PostHeaderIcon RULES AND REGULATIONS

As owner of a detached single-family home, you’re the king or queen of your castle. As the owner of a condo unit, you still have your crown, but then so do all the other owners. Even royalty, when pressed into coexistence, must acknowledge some restrictions as to what can and cannot be done with the condo unit itself, as well as with those areas that are owned in common with other kings and queens. So you can arrange your furniture however you please and use any wallpaper you like in your living room, but you may not be able to paint the outside of your windows the color of your choice. When you buy into a condo community, you also buy into its rules and regulations, so it’s a good idea to find out what they are before you commit yourself to buying.
Many condominiums prohibit pets. Some, as noted before, won’t allow owners to rent their units, even for short periods of time. Some even limit the amount of time visitors (including relatives) can stay. Still others have detailed rules governing what an owner can and cannot do to the outside of his or her condo.

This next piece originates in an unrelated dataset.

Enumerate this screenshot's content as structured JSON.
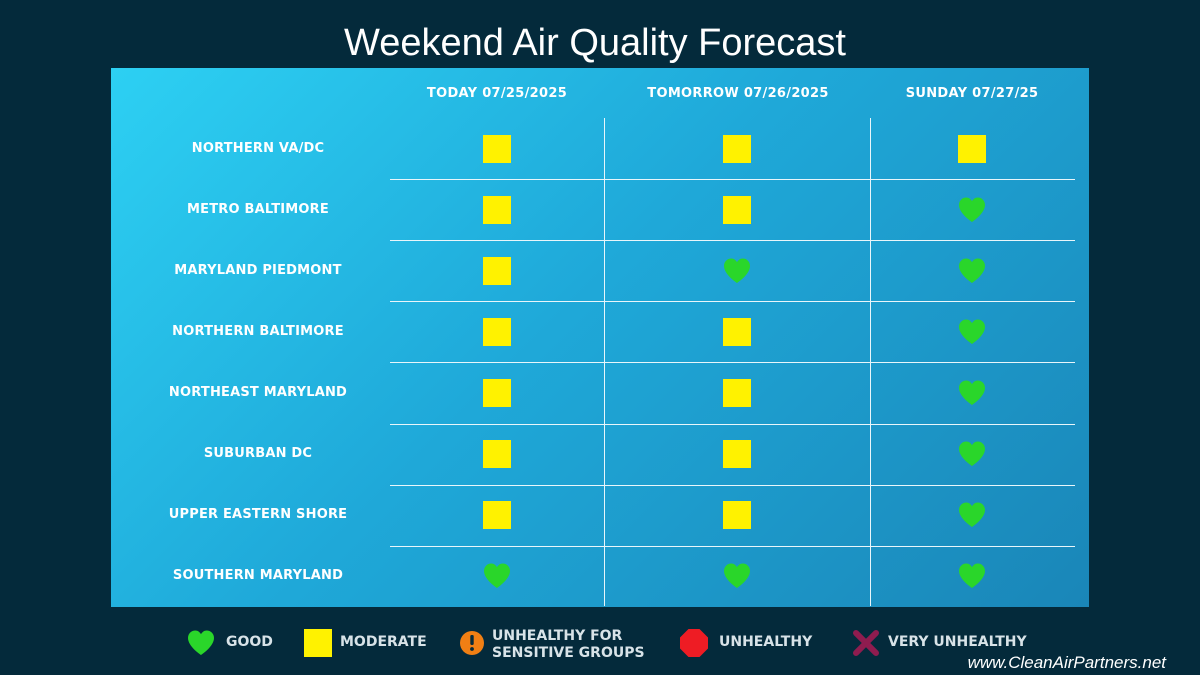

So if you’re planning to run a mail-order business from the spare bedroom, or see psychiatric patients in the study, you’d better make sure there aren’t any rules prohibiting nonresidential uses of the unit. And you’d better be sure that the owner of the unit you’re planning to buy hasn’t made any unauthorized changes — installing windows different from those in place elsewhere in the building, for example. If such changes have been made without the board’s permission and have not been corrected by the time you buy, you could get stuck with the cost of undoing the previous owner’s damage.